We were expected to destroy one another and ourselves collectively in the worst racial conflagration. Instead, we as a people chose the path of negotiation, compromise and peaceful settlement. Instead of hatred and revenge we chose reconciliation and nation-building.

Nelson Mandela

Was hier Nelson Mandela, einer der wirklich Großen der jüngeren Geschichte, in wenigen Worten zusammengefasst hat, war nicht nur wegweisend für Südafrika nach dem Ende der Apartheid (wie leicht hätte das Land in einem Blutbad aus Rache und Gewalt enden können!), sondern ist zugleich wegweisend für die ganze Menschheit: statt die Menschheit zu spalten und Menschen gegeneinander aufzuhetzen, statt Gräben und Mauern in den Köpfen und an den Grenzen zu errichten, sollten wir alles daran setzen, miteinander zu reden, zu verhandeln, Kompromisse zu schließen und Konflikte friedlich beizulegen.
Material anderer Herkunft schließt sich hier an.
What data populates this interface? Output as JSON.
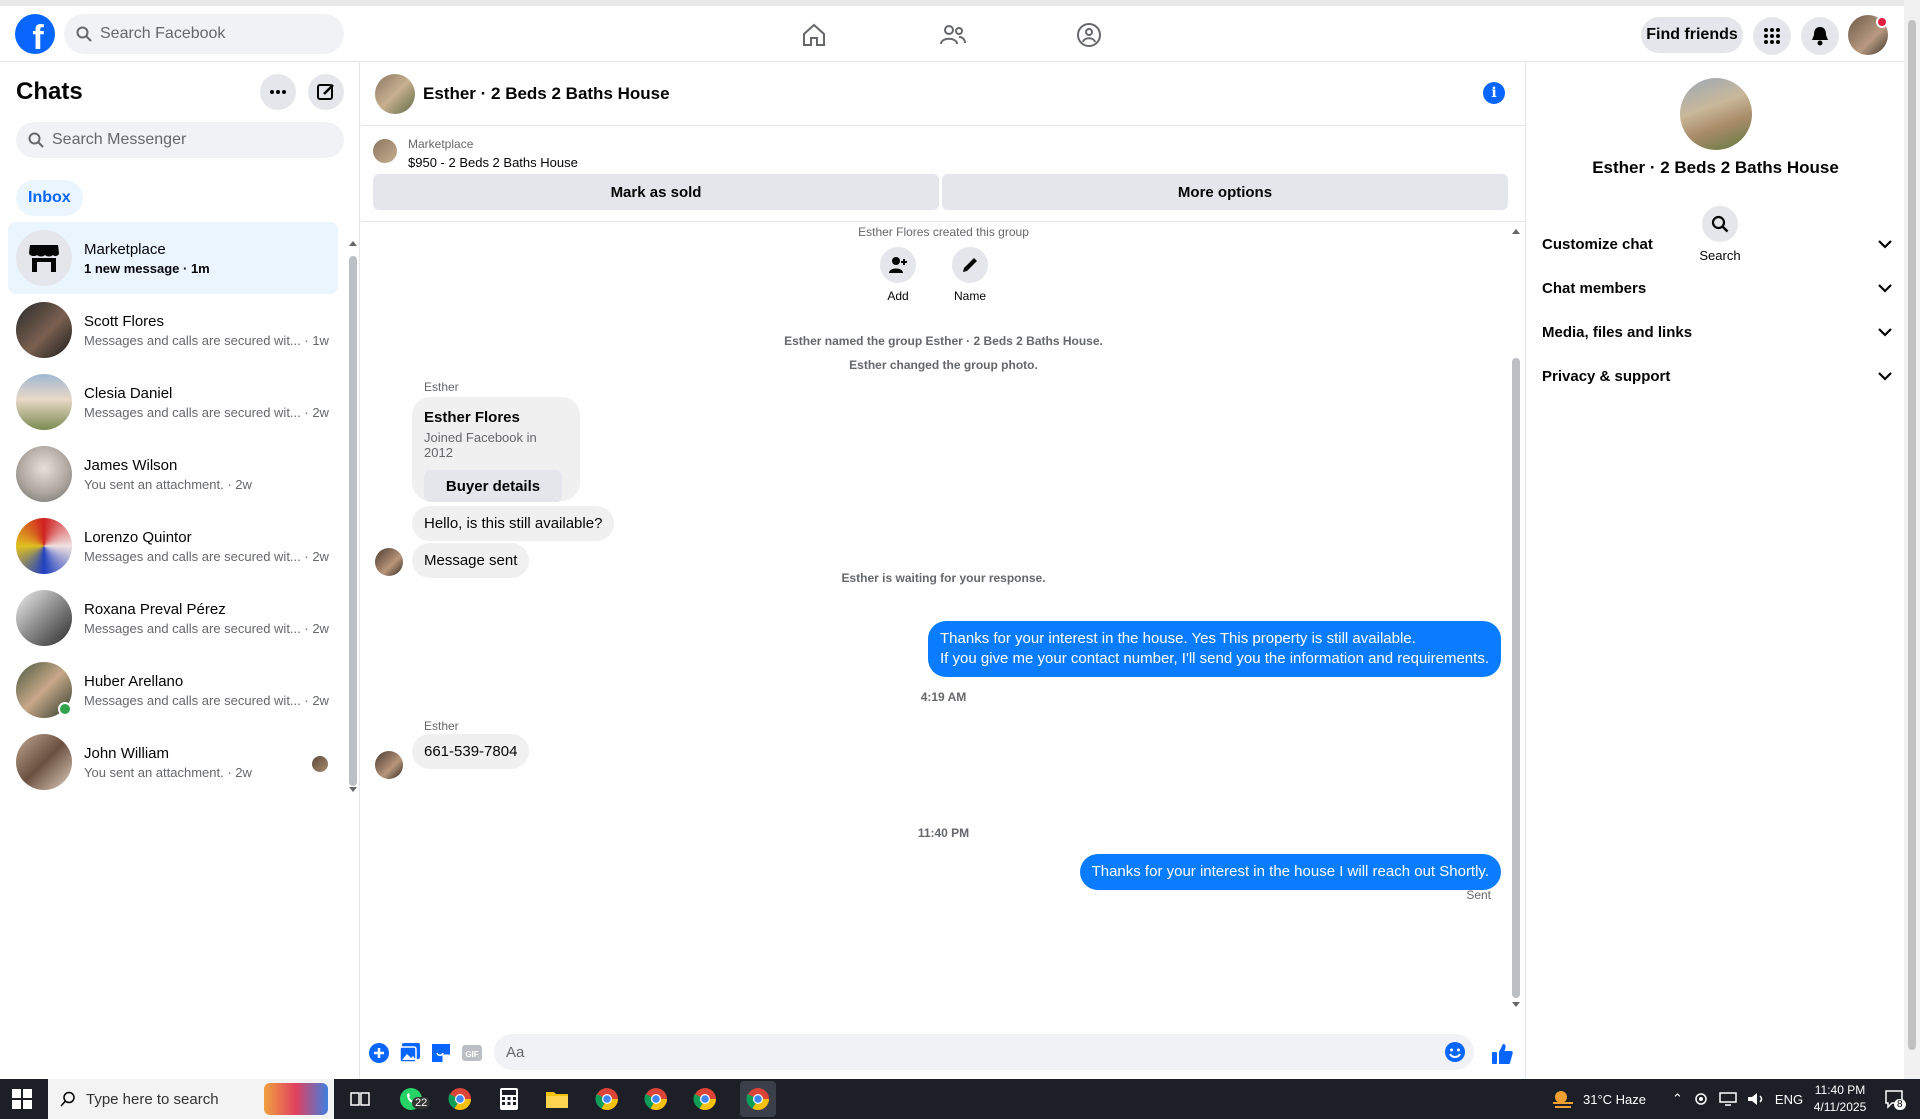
{
  "topbar": {
    "search_placeholder": "Search Facebook",
    "find_friends": "Find friends"
  },
  "chats": {
    "title": "Chats",
    "search_placeholder": "Search Messenger",
    "filter": "Inbox",
    "items": [
      {
        "name": "Marketplace",
        "sub": "1 new message · 1m",
        "active": true
      },
      {
        "name": "Scott Flores",
        "sub": "Messages and calls are secured wit... · 1w"
      },
      {
        "name": "Clesia Daniel",
        "sub": "Messages and calls are secured wit... · 2w"
      },
      {
        "name": "James Wilson",
        "sub": "You sent an attachment. · 2w"
      },
      {
        "name": "Lorenzo Quintor",
        "sub": "Messages and calls are secured wit... · 2w"
      },
      {
        "name": "Roxana Preval Pérez",
        "sub": "Messages and calls are secured wit... · 2w"
      },
      {
        "name": "Huber Arellano",
        "sub": "Messages and calls are secured wit... · 2w"
      },
      {
        "name": "John William",
        "sub": "You sent an attachment. · 2w"
      }
    ]
  },
  "conversation": {
    "title": "Esther · 2 Beds 2 Baths House",
    "marketplace_label": "Marketplace",
    "listing": "$950 - 2 Beds 2 Baths House",
    "mark_sold": "Mark as sold",
    "more_options": "More options",
    "created": "Esther Flores created this group",
    "add_label": "Add",
    "name_label": "Name",
    "named_event": "Esther named the group Esther · 2 Beds 2 Baths House.",
    "photo_event": "Esther changed the group photo.",
    "sender_name": "Esther",
    "card_name": "Esther Flores",
    "card_joined": "Joined Facebook in 2012",
    "card_button": "Buyer details",
    "msg_available": "Hello, is this still available?",
    "msg_sent": "Message sent",
    "waiting": "Esther is waiting for your response.",
    "reply_line1": "Thanks for your interest in the house. Yes This property is still available.",
    "reply_line2": "If you give me your contact number, I'll send you the information and requirements.",
    "time1": "4:19 AM",
    "phone": "661-539-7804",
    "time2": "11:40 PM",
    "reply_final": "Thanks for your interest in the house I will reach out Shortly.",
    "sent_status": "Sent",
    "composer_placeholder": "Aa"
  },
  "info_panel": {
    "title": "Esther · 2 Beds 2 Baths House",
    "search_label": "Search",
    "sections": [
      "Customize chat",
      "Chat members",
      "Media, files and links",
      "Privacy & support"
    ]
  },
  "taskbar": {
    "search_placeholder": "Type here to search",
    "whatsapp_badge": "22",
    "weather": "31°C  Haze",
    "language": "ENG",
    "time": "11:40 PM",
    "date": "4/11/2025",
    "notif_count": "8"
  },
  "colors": {
    "brand_blue": "#0866ff",
    "outgoing_bubble": "#0a7cff",
    "active_chat_bg": "#ebf5ff"
  }
}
Nicht das Aufstellen von Maximalforderungen führt zu einem für alle Seiten akzeptablen Ergebnis, sondern die Fähigkeit zu Gesprächen auf Augenhöhe und die Bereitschaft zu Kompromissen. Dazu gehört auch, sich in die jeweils andere Seite hineinzuversetzen und Verständnis für ihre Beweggründe zu entwickeln, statt ihr einfach finstere Absichten zu unterstellen. Zwar mag es vereinzelt auch Akteure geben, die tatsächlich böse Pläne verfolgen, aber in den allermeisten Fällen ist das nicht so. Wenn wir uns selbst für die Guten und die anderen für die Bösen halten, sollte das immer ein Alarmzeichen sein und ein dringender Anlass, noch einmal grundlegend über unsere Selbstwahrnehmung und unsere Wahrnehmung der Gegenseite nachzudenken. Ein einfaches Gut-Böse-Schema entspricht selten der Realität. In den allermeisten Fällen ist es ein Zeichen für Selbstgerechtigkeit und ein Denken in Feindbildern.
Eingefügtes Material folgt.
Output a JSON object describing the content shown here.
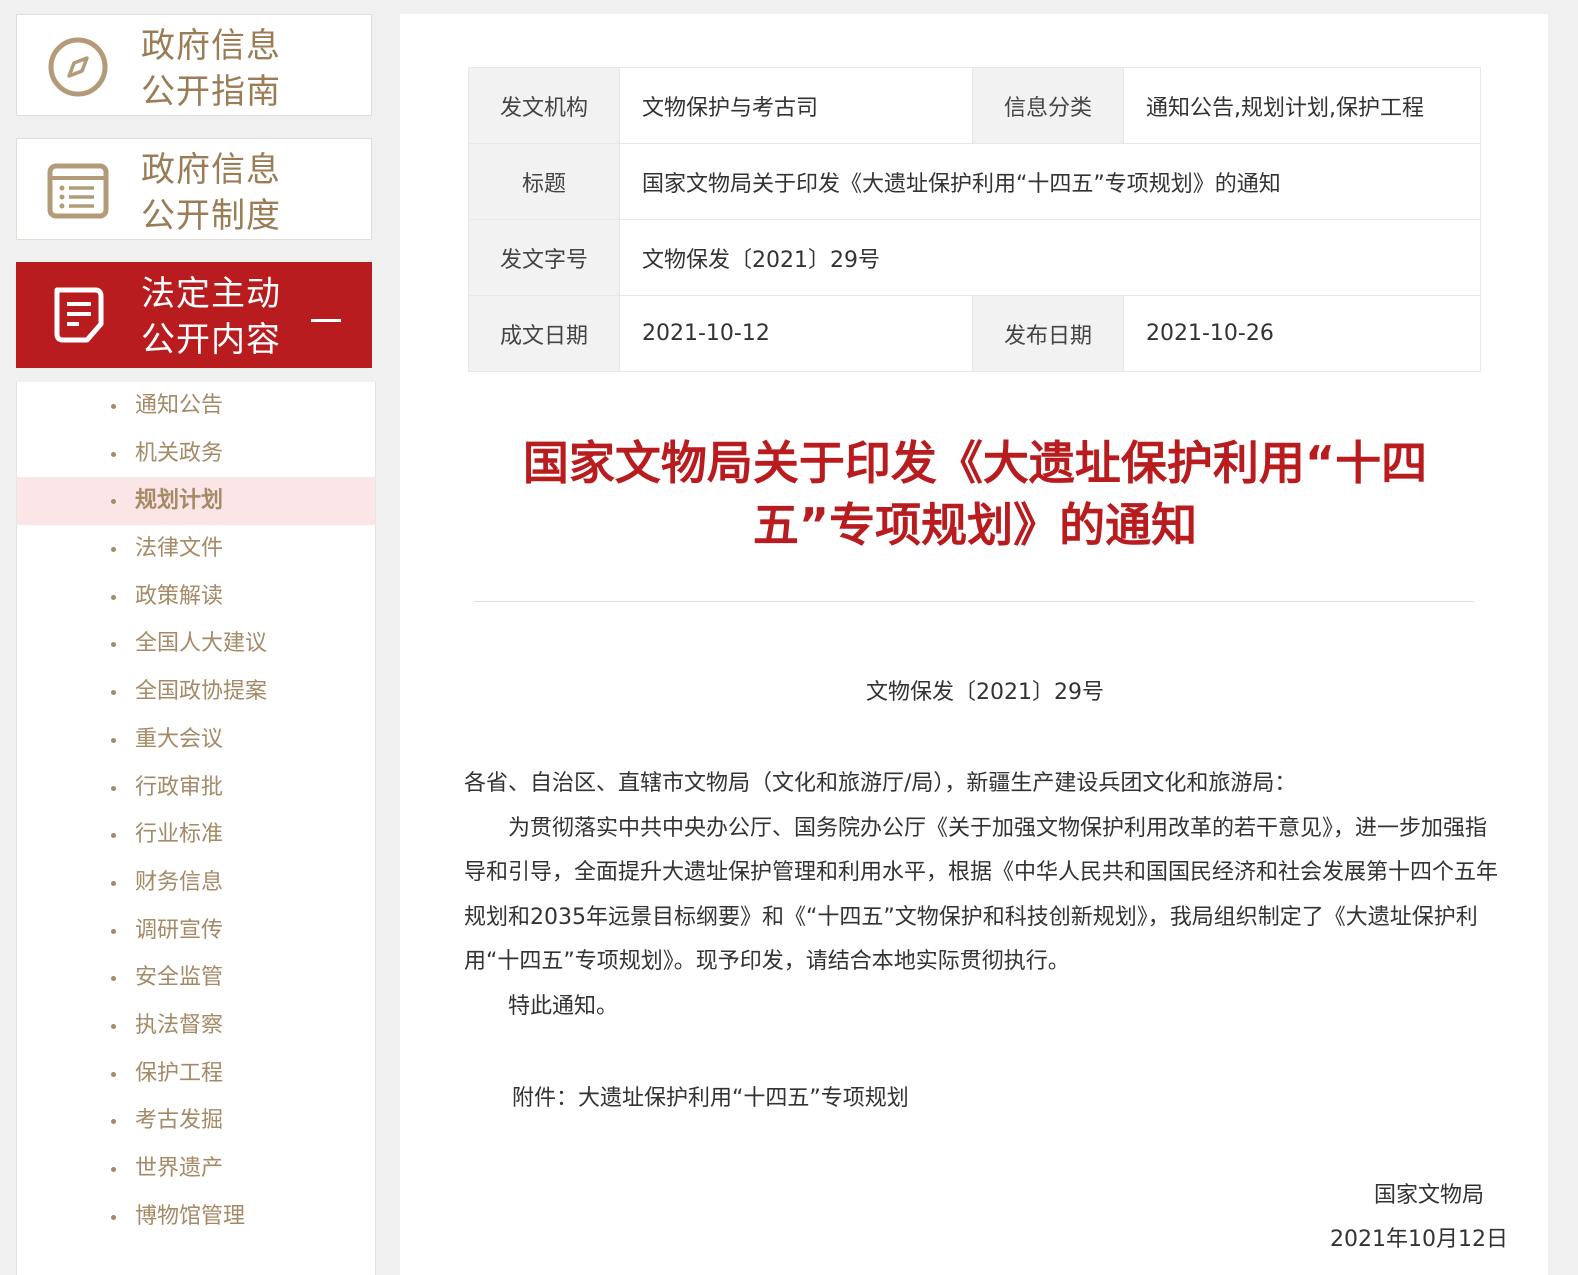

Worauf es ankommt ist die ganze Menschheit. Nicht egoistische Partikularinteressen, sondern der ganze Planet mit all seinen Bewohnern muss an allererster Stelle stehen. Die Erde ist unser Haus, es ist das Haus aller Menschen. Leider muss man feststellen: es ist in keinem guten Zustand. Es ist ein Haus der Selbstsucht, der Streitsucht und der Gewalt. Nach Jahrtausenden menschengemachten Leids ist es endlich an der Zeit, das grundlegend zu ändern. So wie bisher geht es nicht mehr weiter. Unser planetares Haus braucht dringend eine umfassende Sanierung. Es ist höchste Zeit, daraus ein Haus der guten Nachbarschaft zu bauen.

Ich sehe schon die Zyniker und selbsternannten Realisten vor mir, wie sie ihre Köpfe schütteln und herablassend lächeln über diese „naive Idee“. Aber wenn es nach solchen Leuten gehen würde, hätte es noch nie einen Fortschritt auf geistigem Gebiet gegeben, dann wären wir immer noch rechtlos und würden von einer kleinen Adelsclique beherrscht. Ich weiß sehr gut, dass ein weltumspannendes Haus der guten Nachbarschaft kein leichtes Ziel ist. Vielleicht ist es sogar das schwerste Ziel, das wir uns als Menschen setzen können. Noch unendlich viel schwerer als eine Reise zum Mars oder der Bau von Siedlungen im Weltall. Denn es ist ein Ziel, das von uns verlangt, über unseren eigenen Schatten zu springen. Es verlangt von uns, uns selbst zurückzunehmen. Auch einmal Fünfe gerade sein zu lassen und Kompromisse zu schließen. Das ist etwas, was vielen unendlich schwerfällt. Es ist eine Zumutung. Eine Mühsal. Aber es ist eine Mühsal, die sich lohnt. Jeder Schritt, den wir auf das Ziel zu machen, lohnt sich, auch wenn wir es vielleicht niemals ganz erreichen werden. Und auch wenn uns Rückschläge wieder und wieder zurückwerfen: trotzdem dürfen wir in unserem Bemühen nicht nachlassen, müssen wir es wieder und wieder versuchen. Denn was wir damit gewinnen ist wohl das Größte, was Menschen in dieser Welt erreichen können: ein Haus des Friedens und der guten Nachbarschaft für alle Menschen.

Freilich wird es ein Haus sein, das immer in Gefahr ist, denn die menschliche Natur bleibt immer zwiespältig. Sie hat immer gute und schlechte Seiten, in jedem einzelnen Menschen. Die guten Seiten zu fördern und zu nutzen, während die Schlechten kontrolliert werden — das wird eine niemals endende Aufgabe der ganzen Menschheit bleiben, solange sie existiert.